Please register for this event under the link provided on the right. We will send the link to registered attendees 1 hour before the event starts.

ABSTRACT / Binary-state models on complex networks are built as a simplified theoretical construction to analyze the dynamics of a system made of interacting individuals. The individuals that compose these systems are assumed to hold a binary state, whose interpretation depends on the context of the model, that evolves in time following a determined set of rules. Typical examples that can be studied using this tool include: epidemic spreading (the two options being infected or susceptible to the illness), language competition (speaking language A or language B), opinion dynamics (supporting option A or option B), financial markets (selling or buying state of a broker), among many others. Usually, these models display a phase transition where a change of the macroscopic behavior is expected, for example: from healthy to endemic phases in epidemic spreading or from coexistence to consensus in opinion dynamics. The characterization of these transitions and an understanding of how and when they emerge is one of the main goals of the models, and it can be carried out using some tools of statistical mechanics.

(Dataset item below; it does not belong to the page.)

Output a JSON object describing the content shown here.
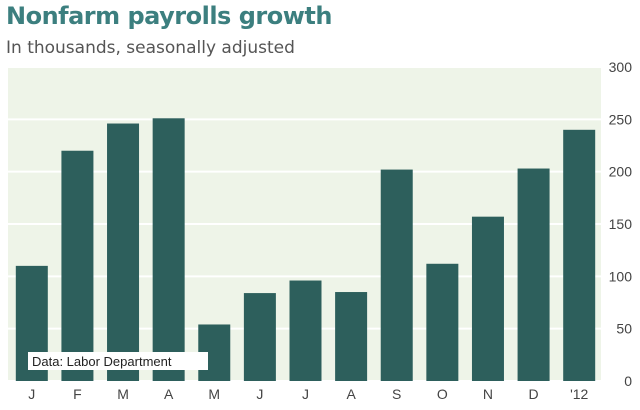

We explore the role of each of the more relevant ingredients that define the dynamical rules of the models, specifically: non-linear state copying mechanisms and the effect of network structure in the interactions. We will show that tuning the shape of the non-linear copying mechanism, we can study the behavior of the individuals in different social scenarios. This includes, for example, the effect of group conformity, or algorithmic bias in an online social platform.

BIO / Antonio is a postdoctoral researcher at the Department of Network and Data Science, with a background in Physics and Complex Systems. More specifically, his expertise is in the fields of statistical physics, stochastic processes, phase transitions and complex networks. Antonio's work focuses on the theoretical description of agent-based binary-state models to take into account the different ingredients that define their dynamical rules.